Mas não há nada inevitável em relação à sua queda. Se a esquerda o vai desafiar efetivamente nos anos que se seguem, deve aprender as lições da sua derrota. A máquina do Partido Democrata não precisa de ser afinada, precisa de ser reformulada. Por muito tempo foi excessivamente arrogante, complacente e desdenhosa (e às vezes os três) para argumentar que “ao menos não somos eles”.

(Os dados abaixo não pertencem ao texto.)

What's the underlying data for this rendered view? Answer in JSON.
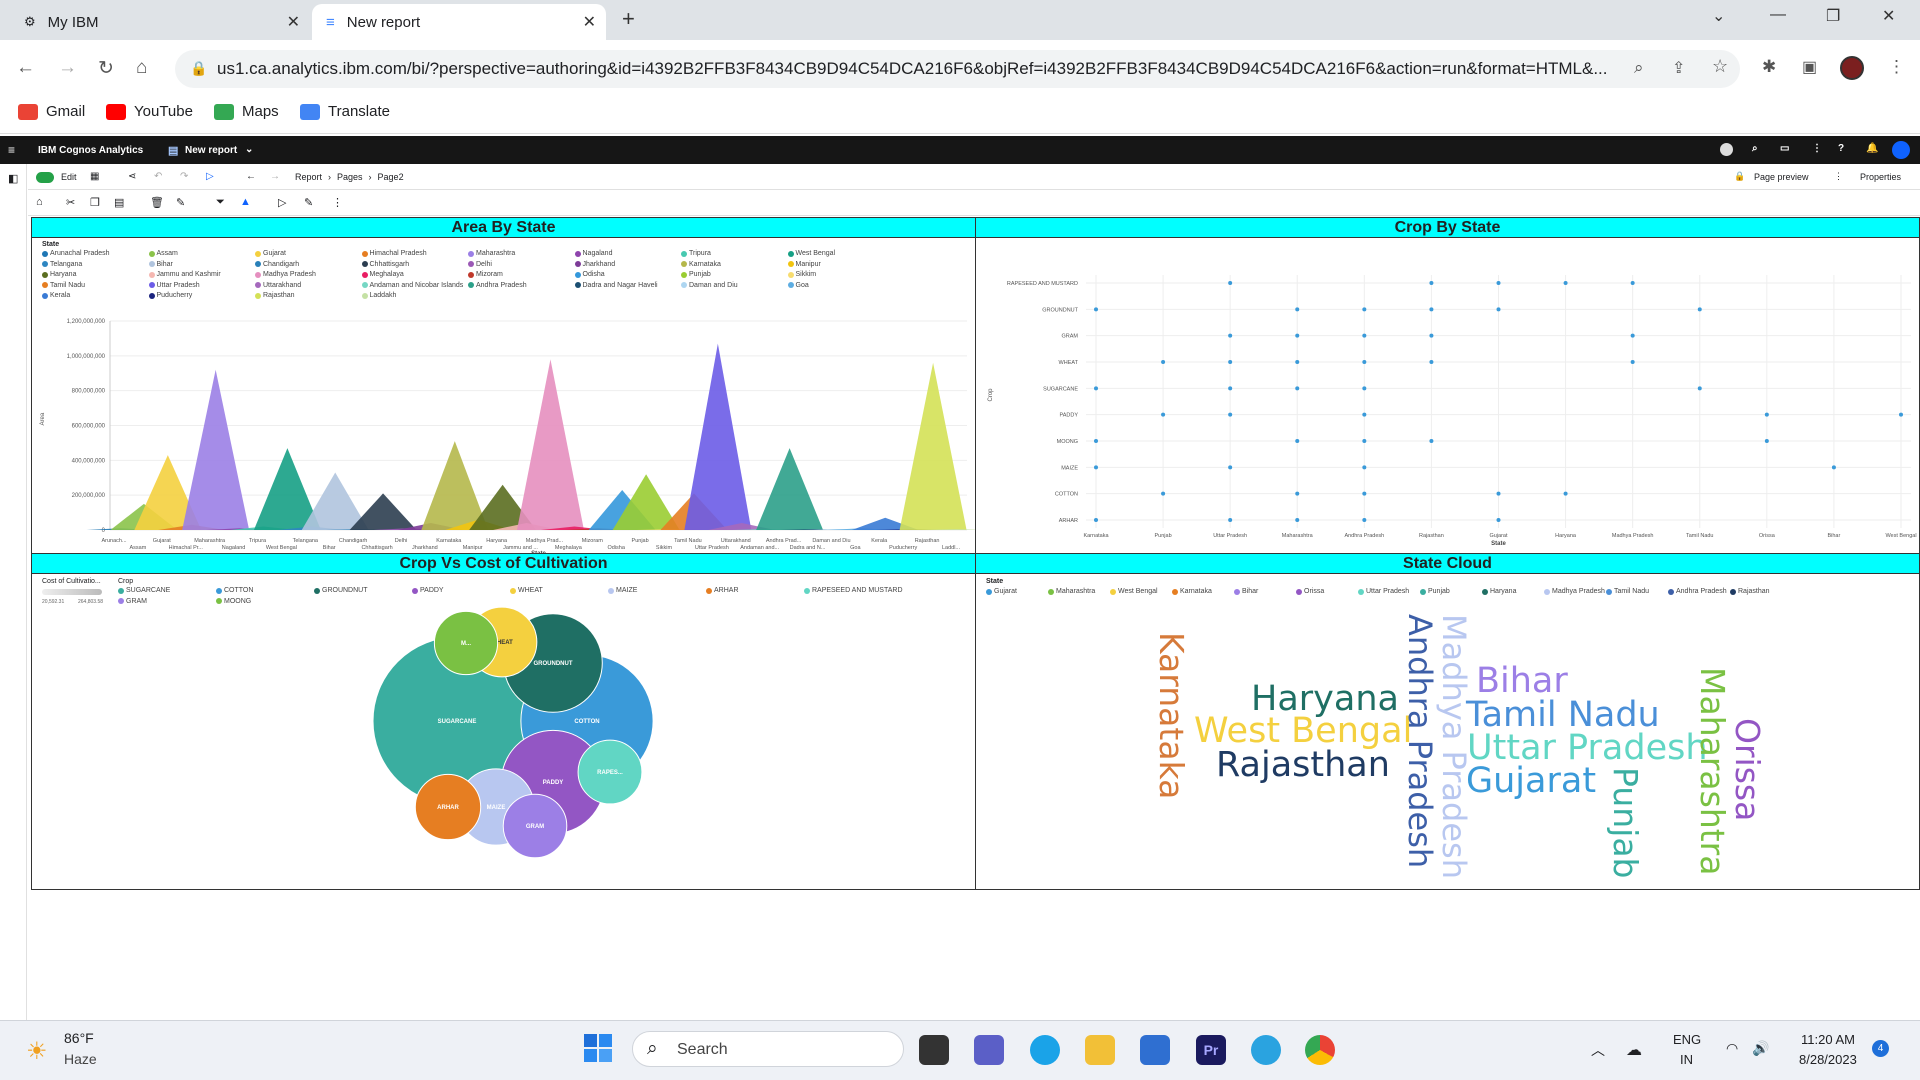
{
  "browser": {
    "tabs": [
      {
        "label": "My IBM"
      },
      {
        "label": "New report"
      }
    ],
    "url": "us1.ca.analytics.ibm.com/bi/?perspective=authoring&id=i4392B2FFB3F8434CB9D94C54DCA216F6&objRef=i4392B2FFB3F8434CB9D94C54DCA216F6&action=run&format=HTML&...",
    "bookmarks": [
      "Gmail",
      "YouTube",
      "Maps",
      "Translate"
    ]
  },
  "cognos": {
    "brand": "IBM Cognos Analytics",
    "report_label": "New report",
    "edit_label": "Edit",
    "breadcrumb": [
      "Report",
      "Pages",
      "Page2"
    ],
    "page_preview": "Page preview",
    "properties": "Properties"
  },
  "area_chart": {
    "title": "Area By State",
    "legend_title": "State",
    "ylabel": "Area",
    "xlabel": "State",
    "yticks": [
      "1,200,000,000",
      "1,000,000,000",
      "800,000,000",
      "600,000,000",
      "400,000,000",
      "200,000,000",
      "0"
    ],
    "legend": [
      {
        "name": "Arunachal Pradesh",
        "color": "#1f77b4"
      },
      {
        "name": "Assam",
        "color": "#8bc34a"
      },
      {
        "name": "Gujarat",
        "color": "#f4d03f"
      },
      {
        "name": "Himachal Pradesh",
        "color": "#e67e22"
      },
      {
        "name": "Maharashtra",
        "color": "#9b7fe6"
      },
      {
        "name": "Nagaland",
        "color": "#8e44ad"
      },
      {
        "name": "Tripura",
        "color": "#48c9b0"
      },
      {
        "name": "West Bengal",
        "color": "#16a085"
      },
      {
        "name": "Telangana",
        "color": "#2e86c1"
      },
      {
        "name": "Bihar",
        "color": "#b0c4de"
      },
      {
        "name": "Chandigarh",
        "color": "#2980b9"
      },
      {
        "name": "Chhattisgarh",
        "color": "#2c3e50"
      },
      {
        "name": "Delhi",
        "color": "#9b59b6"
      },
      {
        "name": "Jharkhand",
        "color": "#7d3c98"
      },
      {
        "name": "Karnataka",
        "color": "#b5b84b"
      },
      {
        "name": "Manipur",
        "color": "#f1c40f"
      },
      {
        "name": "Haryana",
        "color": "#5b6e20"
      },
      {
        "name": "Jammu and Kashmir",
        "color": "#f5b7b1"
      },
      {
        "name": "Madhya Pradesh",
        "color": "#e58fbf"
      },
      {
        "name": "Meghalaya",
        "color": "#e91e63"
      },
      {
        "name": "Mizoram",
        "color": "#c0392b"
      },
      {
        "name": "Odisha",
        "color": "#3498db"
      },
      {
        "name": "Punjab",
        "color": "#9acd32"
      },
      {
        "name": "Sikkim",
        "color": "#f7dc6f"
      },
      {
        "name": "Tamil Nadu",
        "color": "#e67e22"
      },
      {
        "name": "Uttar Pradesh",
        "color": "#6c5ce7"
      },
      {
        "name": "Uttarakhand",
        "color": "#a569bd"
      },
      {
        "name": "Andaman and Nicobar Islands",
        "color": "#76d7c4"
      },
      {
        "name": "Andhra Pradesh",
        "color": "#2ca089"
      },
      {
        "name": "Dadra and Nagar Haveli",
        "color": "#1b4f72"
      },
      {
        "name": "Daman and Diu",
        "color": "#aed6f1"
      },
      {
        "name": "Goa",
        "color": "#5dade2"
      },
      {
        "name": "Kerala",
        "color": "#3a7bd5"
      },
      {
        "name": "Puducherry",
        "color": "#1a237e"
      },
      {
        "name": "Rajasthan",
        "color": "#d4e157"
      },
      {
        "name": "Laddakh",
        "color": "#c5e1a5"
      }
    ],
    "xlabels_top": [
      "Arunach...",
      "Gujarat",
      "Maharashtra",
      "Tripura",
      "Telangana",
      "Chandigarh",
      "Delhi",
      "Karnataka",
      "Haryana",
      "Madhya Prad...",
      "Mizoram",
      "Punjab",
      "Tamil Nadu",
      "Uttarakhand",
      "Andhra Prad...",
      "Daman and Diu",
      "Kerala",
      "Rajasthan"
    ],
    "xlabels_bottom": [
      "Assam",
      "Himachal Pr...",
      "Nagaland",
      "West Bengal",
      "Bihar",
      "Chhattisgarh",
      "Jharkhand",
      "Manipur",
      "Jammu and ...",
      "Meghalaya",
      "Odisha",
      "Sikkim",
      "Uttar Pradesh",
      "Andaman and...",
      "Dadra and N...",
      "Goa",
      "Puducherry",
      "Laddl..."
    ]
  },
  "chart_data": [
    {
      "type": "area",
      "title": "Area By State",
      "xlabel": "State",
      "ylabel": "Area",
      "ylim": [
        0,
        1200000000
      ],
      "categories": [
        "Arunachal Pradesh",
        "Assam",
        "Gujarat",
        "Himachal Pradesh",
        "Maharashtra",
        "Nagaland",
        "Tripura",
        "West Bengal",
        "Telangana",
        "Bihar",
        "Chandigarh",
        "Chhattisgarh",
        "Delhi",
        "Jharkhand",
        "Karnataka",
        "Manipur",
        "Haryana",
        "Jammu and Kashmir",
        "Madhya Pradesh",
        "Meghalaya",
        "Mizoram",
        "Odisha",
        "Punjab",
        "Sikkim",
        "Tamil Nadu",
        "Uttar Pradesh",
        "Uttarakhand",
        "Andaman and Nicobar Islands",
        "Andhra Pradesh",
        "Dadra and Nagar Haveli",
        "Daman and Diu",
        "Goa",
        "Kerala",
        "Puducherry",
        "Rajasthan",
        "Laddakh"
      ],
      "values": [
        10000000,
        150000000,
        430000000,
        30000000,
        920000000,
        10000000,
        20000000,
        470000000,
        20000000,
        330000000,
        5000000,
        210000000,
        10000000,
        40000000,
        510000000,
        60000000,
        260000000,
        40000000,
        980000000,
        20000000,
        10000000,
        230000000,
        320000000,
        5000000,
        210000000,
        1070000000,
        40000000,
        5000000,
        470000000,
        5000000,
        5000000,
        10000000,
        70000000,
        5000000,
        960000000,
        5000000
      ]
    },
    {
      "type": "scatter",
      "title": "Crop By State",
      "xlabel": "State",
      "ylabel": "Crop",
      "states": [
        "Karnataka",
        "Punjab",
        "Uttar Pradesh",
        "Maharashtra",
        "Andhra Pradesh",
        "Rajasthan",
        "Gujarat",
        "Haryana",
        "Madhya Pradesh",
        "Tamil Nadu",
        "Orissa",
        "Bihar",
        "West Bengal"
      ],
      "crops": [
        "RAPESEED AND MUSTARD",
        "GROUNDNUT",
        "GRAM",
        "WHEAT",
        "SUGARCANE",
        "PADDY",
        "MOONG",
        "MAIZE",
        "COTTON",
        "ARHAR"
      ],
      "points": [
        [
          "Uttar Pradesh",
          "RAPESEED AND MUSTARD"
        ],
        [
          "Rajasthan",
          "RAPESEED AND MUSTARD"
        ],
        [
          "Gujarat",
          "RAPESEED AND MUSTARD"
        ],
        [
          "Haryana",
          "RAPESEED AND MUSTARD"
        ],
        [
          "Madhya Pradesh",
          "RAPESEED AND MUSTARD"
        ],
        [
          "Karnataka",
          "GROUNDNUT"
        ],
        [
          "Maharashtra",
          "GROUNDNUT"
        ],
        [
          "Andhra Pradesh",
          "GROUNDNUT"
        ],
        [
          "Rajasthan",
          "GROUNDNUT"
        ],
        [
          "Gujarat",
          "GROUNDNUT"
        ],
        [
          "Tamil Nadu",
          "GROUNDNUT"
        ],
        [
          "Uttar Pradesh",
          "GRAM"
        ],
        [
          "Maharashtra",
          "GRAM"
        ],
        [
          "Andhra Pradesh",
          "GRAM"
        ],
        [
          "Rajasthan",
          "GRAM"
        ],
        [
          "Madhya Pradesh",
          "GRAM"
        ],
        [
          "Punjab",
          "WHEAT"
        ],
        [
          "Uttar Pradesh",
          "WHEAT"
        ],
        [
          "Maharashtra",
          "WHEAT"
        ],
        [
          "Andhra Pradesh",
          "WHEAT"
        ],
        [
          "Rajasthan",
          "WHEAT"
        ],
        [
          "Madhya Pradesh",
          "WHEAT"
        ],
        [
          "Karnataka",
          "SUGARCANE"
        ],
        [
          "Uttar Pradesh",
          "SUGARCANE"
        ],
        [
          "Maharashtra",
          "SUGARCANE"
        ],
        [
          "Andhra Pradesh",
          "SUGARCANE"
        ],
        [
          "Tamil Nadu",
          "SUGARCANE"
        ],
        [
          "Punjab",
          "PADDY"
        ],
        [
          "Uttar Pradesh",
          "PADDY"
        ],
        [
          "Andhra Pradesh",
          "PADDY"
        ],
        [
          "Orissa",
          "PADDY"
        ],
        [
          "West Bengal",
          "PADDY"
        ],
        [
          "Karnataka",
          "MOONG"
        ],
        [
          "Maharashtra",
          "MOONG"
        ],
        [
          "Andhra Pradesh",
          "MOONG"
        ],
        [
          "Rajasthan",
          "MOONG"
        ],
        [
          "Orissa",
          "MOONG"
        ],
        [
          "Karnataka",
          "MAIZE"
        ],
        [
          "Uttar Pradesh",
          "MAIZE"
        ],
        [
          "Andhra Pradesh",
          "MAIZE"
        ],
        [
          "Bihar",
          "MAIZE"
        ],
        [
          "Punjab",
          "COTTON"
        ],
        [
          "Maharashtra",
          "COTTON"
        ],
        [
          "Andhra Pradesh",
          "COTTON"
        ],
        [
          "Gujarat",
          "COTTON"
        ],
        [
          "Haryana",
          "COTTON"
        ],
        [
          "Karnataka",
          "ARHAR"
        ],
        [
          "Uttar Pradesh",
          "ARHAR"
        ],
        [
          "Maharashtra",
          "ARHAR"
        ],
        [
          "Andhra Pradesh",
          "ARHAR"
        ],
        [
          "Gujarat",
          "ARHAR"
        ]
      ]
    },
    {
      "type": "bubble",
      "title": "Crop Vs Cost of Cultivation",
      "legend_title": "Crop",
      "size_legend_title": "Cost of Cultivatio...",
      "size_range": [
        "20,592.31",
        "264,803.58"
      ],
      "bubbles": [
        {
          "name": "SUGARCANE",
          "label": "SUGARCANE",
          "value": 264803.58,
          "color": "#3aaea0"
        },
        {
          "name": "COTTON",
          "label": "COTTON",
          "value": 90000,
          "color": "#3a9ad9"
        },
        {
          "name": "GROUNDNUT",
          "label": "GROUNDNUT",
          "value": 50000,
          "color": "#1f6f64"
        },
        {
          "name": "PADDY",
          "label": "PADDY",
          "value": 55000,
          "color": "#9356c4"
        },
        {
          "name": "WHEAT",
          "label": "WHEAT",
          "value": 25000,
          "color": "#f4d03f"
        },
        {
          "name": "MAIZE",
          "label": "MAIZE",
          "value": 30000,
          "color": "#b8c7f0"
        },
        {
          "name": "ARHAR",
          "label": "ARHAR",
          "value": 22000,
          "color": "#e67e22"
        },
        {
          "name": "RAPESEED AND MUSTARD",
          "label": "RAPES...",
          "value": 21000,
          "color": "#61d6c4"
        },
        {
          "name": "GRAM",
          "label": "GRAM",
          "value": 20800,
          "color": "#9c7fe6"
        },
        {
          "name": "MOONG",
          "label": "M...",
          "value": 20592.31,
          "color": "#7ac143"
        }
      ]
    },
    {
      "type": "wordcloud",
      "title": "State Cloud",
      "legend_title": "State",
      "legend": [
        {
          "name": "Gujarat",
          "color": "#3a9ad9"
        },
        {
          "name": "Maharashtra",
          "color": "#7ac143"
        },
        {
          "name": "West Bengal",
          "color": "#f4d03f"
        },
        {
          "name": "Karnataka",
          "color": "#e67e22"
        },
        {
          "name": "Bihar",
          "color": "#9c7fe6"
        },
        {
          "name": "Orissa",
          "color": "#9356c4"
        },
        {
          "name": "Uttar Pradesh",
          "color": "#61d6c4"
        },
        {
          "name": "Punjab",
          "color": "#3aaea0"
        },
        {
          "name": "Haryana",
          "color": "#1f6f64"
        },
        {
          "name": "Madhya Pradesh",
          "color": "#b8c7f0"
        },
        {
          "name": "Tamil Nadu",
          "color": "#4a8fd8"
        },
        {
          "name": "Andhra Pradesh",
          "color": "#3d5fa8"
        },
        {
          "name": "Rajasthan",
          "color": "#1f3b63"
        }
      ]
    }
  ],
  "cloud_words": [
    {
      "text": "Karnataka",
      "color": "#d67a3a"
    },
    {
      "text": "Haryana",
      "color": "#1f6f64"
    },
    {
      "text": "West Bengal",
      "color": "#f4d03f"
    },
    {
      "text": "Rajasthan",
      "color": "#1f3b63"
    },
    {
      "text": "Andhra Pradesh",
      "color": "#3d5fa8"
    },
    {
      "text": "Madhya Pradesh",
      "color": "#b8c7f0"
    },
    {
      "text": "Bihar",
      "color": "#9c7fe6"
    },
    {
      "text": "Tamil Nadu",
      "color": "#4a8fd8"
    },
    {
      "text": "Uttar Pradesh",
      "color": "#61d6c4"
    },
    {
      "text": "Gujarat",
      "color": "#3a9ad9"
    },
    {
      "text": "Punjab",
      "color": "#3aaea0"
    },
    {
      "text": "Maharashtra",
      "color": "#7ac143"
    },
    {
      "text": "Orissa",
      "color": "#9356c4"
    }
  ],
  "taskbar": {
    "weather_temp": "86°F",
    "weather_desc": "Haze",
    "search": "Search",
    "lang1": "ENG",
    "lang2": "IN",
    "time": "11:20 AM",
    "date": "8/28/2023",
    "badge": "4"
  }
}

A razão pela qual Trump conseguiu o poder não é porque teve ideias melhores, argumentos melhores, melhor organização, ou porque gastou mais dinheiro. Foi porque aqueles que se lhe opuseram não ofereceram esperança, mas sim o status quo, num  país onde a desigualdade entre os ricos e os pobres, os brancos e os negros, é cada vez maior. Ele ganhou porque os seus adversários acreditaram nas suas próprias relações públicas. A arrogância levou-os ao Arizona enquanto a humildade deixá-los-ia na Pensilvânia. Ele ganhou porque, emergindo num período de crise económica, o multimilionário cujo bordão é “você está demitido” acabou por surgir menos com um representante do establishment do que a liberal que afirmava representar os pobres. Se ele é incompetente, o que somos nós?